Students for Fair Admission, an organization that in June won a U.S. Supreme Court case that effectively ended the consideration of race in admissions decisions by universities, is recruiting plaintiffs for a lawsuit against West Point and the Air Force and Naval academies.
The group says it is “committed to ending these practices at America’s military service academies.” Applicants to the academies and high school seniors intending to apply are invited to “tell us your story” at WestPointNotFair.org if they suspect they didn’t get in because “you’re the wrong race.”
Students for Fair Admission claimed discrimination against Asian and white applicants in lawsuits against Harvard and the University of North Carolina that ended up before the Supreme Court. On June 29, in a majority opinion written by Chief Justice John Roberts, the court said the schools “lack sufficiently focused and measurable objectives warranting the use of race, unavoidably employ race in a negative manner, involve racial stereotyping and lack meaningful endpoints,” in violation of the Equal Protection Clause of the U.S. Constitution’s 14th Amendment.

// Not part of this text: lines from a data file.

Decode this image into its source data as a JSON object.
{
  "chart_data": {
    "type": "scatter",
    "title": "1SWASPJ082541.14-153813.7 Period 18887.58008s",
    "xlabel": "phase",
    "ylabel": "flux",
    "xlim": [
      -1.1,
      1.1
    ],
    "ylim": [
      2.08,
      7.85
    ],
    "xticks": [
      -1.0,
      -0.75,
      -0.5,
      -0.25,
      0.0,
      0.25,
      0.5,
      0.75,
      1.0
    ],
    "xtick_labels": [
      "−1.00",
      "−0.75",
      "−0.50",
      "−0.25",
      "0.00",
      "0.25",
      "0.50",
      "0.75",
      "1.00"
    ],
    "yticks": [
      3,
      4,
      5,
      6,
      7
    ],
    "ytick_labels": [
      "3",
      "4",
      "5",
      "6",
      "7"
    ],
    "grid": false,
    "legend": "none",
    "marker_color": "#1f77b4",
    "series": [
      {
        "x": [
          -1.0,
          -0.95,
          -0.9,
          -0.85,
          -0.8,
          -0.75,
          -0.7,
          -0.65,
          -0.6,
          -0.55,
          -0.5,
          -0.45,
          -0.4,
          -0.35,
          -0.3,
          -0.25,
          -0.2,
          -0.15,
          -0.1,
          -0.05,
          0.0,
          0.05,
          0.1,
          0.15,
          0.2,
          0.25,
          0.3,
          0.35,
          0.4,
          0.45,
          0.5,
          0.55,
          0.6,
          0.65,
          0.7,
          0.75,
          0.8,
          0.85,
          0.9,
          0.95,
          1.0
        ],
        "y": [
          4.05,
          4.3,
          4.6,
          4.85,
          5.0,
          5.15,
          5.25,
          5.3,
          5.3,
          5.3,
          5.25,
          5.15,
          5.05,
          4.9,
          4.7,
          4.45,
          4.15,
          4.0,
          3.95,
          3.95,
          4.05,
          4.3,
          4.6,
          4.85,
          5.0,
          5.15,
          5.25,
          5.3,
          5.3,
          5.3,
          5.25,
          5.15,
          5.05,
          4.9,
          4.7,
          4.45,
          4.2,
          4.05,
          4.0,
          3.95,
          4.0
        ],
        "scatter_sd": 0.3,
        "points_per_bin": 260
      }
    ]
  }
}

Roberts also concluded, however, that “nothing prohibits universities from considering an applicant’s discussion of how race affected the applicant’s life, so long as that discussion is concretely tied to a quality of character or unique ability that the particular applicant can contribute to the university.”
The opinion does not address the consideration of race in admissions to West Point and the other military academies “in light of the potentially distinct interests that military academies may present,” Roberts wrote.
Minority enrollment has grown significantly at West Point, where applicants need to meet academic and physical-fitness requirements and be nominated by the U.S. president or vice president, a member of the U.S. Senate or House, Army veteran or the children of military members who are deceased, disabled, a Medal of Honor recipient, a prisoner of war or missing in action.
Minorities represent 38 percent of West Point’s incoming first-year class this year, including 170 Asians, 137 Latinos, 127 Blacks and 18 Native Americans, according to the academy.
That diversity drew support from a group of 35 former military leaders who filed an amicus brief in the Supreme Court case. The group includes Daniel Christman, a former West Point superintendent, and Bob Kerrey, a former Nebraska senator and governor.
They argue that the military’s ability to field a diverse corps of officers “hinges, in turn, on the military’s continuing admission of diverse student bodies” to the academies and Reserve Officer Training Corps programs at colleges.
“History has shown that placing a diverse armed forces under the command of homogenous leadership is a recipe for internal resentment, discord and violence,” they wrote. “By contrast, units that are diverse across all levels are more cohesive, collaborative and effective.”
The military leaders criticized as “thinly sourced” an amicus brief filed by a group called Veterans for Fairness and Merit, which says 292 of its 627 members are graduates of the five service academies (including the Coast Guard and Merchant Marines).
Veterans for Fairness and Merit claims that considering race in admissions is “unquestionably harmful to our national security” and that the policies “have been costly, inefficient, and, in some instances, have reduced quality.”